As I have begun to realise, the show is transforming into a ‘jumping off point’. It is the content that I wish that I had had before I began studying Cambodia. A ‘101’, a basis for reading more complex texts. Upon finishing the series I expect someone to have quite a detailed knowledge of the history, particularly more than just the basic ideas of ‘Pol Pot = Hitler’ or ‘the Khmer Rouge killed everyone with glasses’ that a very basic glance at this topic might produce. The early episodes have relied heavily on sources like ‘A History of Cambodia’, but to my mind would more or less give someone with little-to-no experience studying Cambodia a ‘briefing’ before reading that text. I’m not sure how everyone else feels about their attention spans these days but I certainly feel that constant exposure to social media, mobile content or just the internet in general has produced a serious inability to really be able to just sit down and read a long, complex non-fiction text without having to stop every few minutes and say ‘wait… what did I just read??’
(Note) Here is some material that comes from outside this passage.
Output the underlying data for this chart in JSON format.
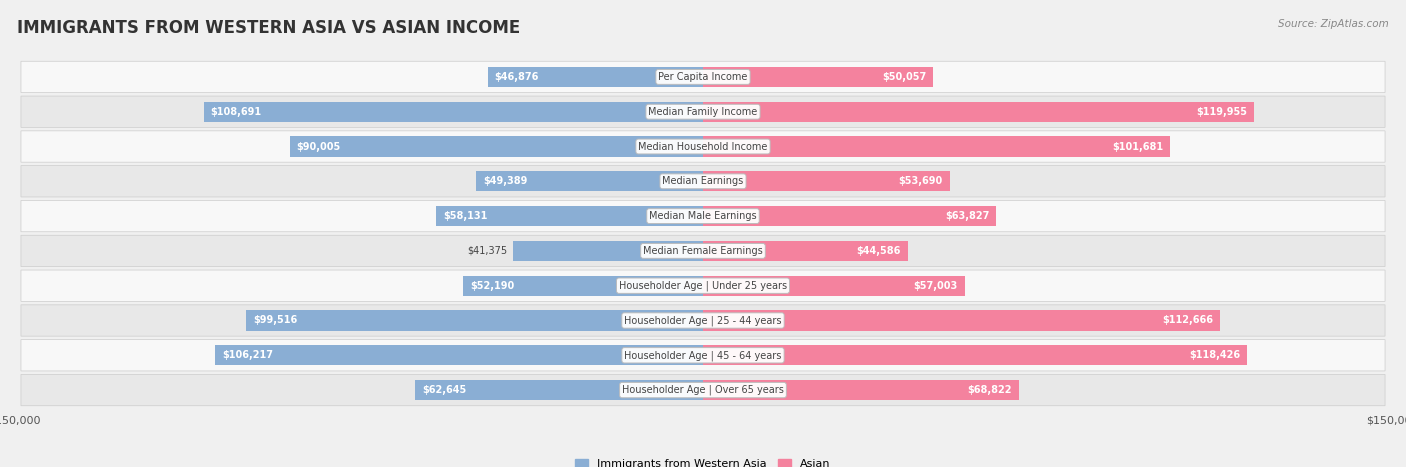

The podcast, particularly the early episodes (1-7 will probably make up the first third of the series) are intended to set the stage for the events of modern history, not so much to provide the most up to date, precise and detailed historical study of these periods. The story I am telling is akin to a tragedy, as I said in episode two ‘the path from Angkor Wat to Choeung Ek’. So basic elements like Angkor’s transition to Phnom Penh or the dominance of Cambodia by Siam and Vietnam need to be explained – but perhaps not so much the finer details of the archaeology involved. Bringing me to the recent discoveries at Mahendraparvata.
I recently saw a thread on twitter, a historian outlining problems she had found within an article about the decline of Angkor. I agreed with the points she made and the podcast itself was aligned with those points – but I worried that other general statements I made might not stand up the highest historical scrutiny. As I said I am simply not that familiar with the study of medieval/ancient Cambodia – the only piece of writing I’ve produced that I would say was vaguely up to an ‘upper’ academic standard was my thesis about Buddhist influence on Khmer Rouge policies compared to those in Myanmar in the recent attacks on the Rohingya population. I am aware of the historical debates about the Khmer Rouge – not the ones about Angkorean archaeology, at least not the finer details. Something like the discovery of Mahendraparvata, a city I think I mentioned just once in the show, was not in my focus when I was researching those episodes. The importance of this city is huge if I am reading this article correctly and I just wanted to address some of the reasons that it did not figure into my content about this era.
If I was to quote one of the biggest influences on the show, Dan Carlin, I would also claim that I am not a historian. Just a fan of history. And I apologise for any lack of academic rigour that those more familiar with Cambodia’s older periods might find within my own, perhaps ‘shallow’ reading for the content about these eras in the show.
I was 20 when I visited Angkor for the first time. I knew nothing about Cambodia pre-1960. I just hope that I can provide someone who is in a similar circumstance a more detailed knowledge than I possessed at the same time.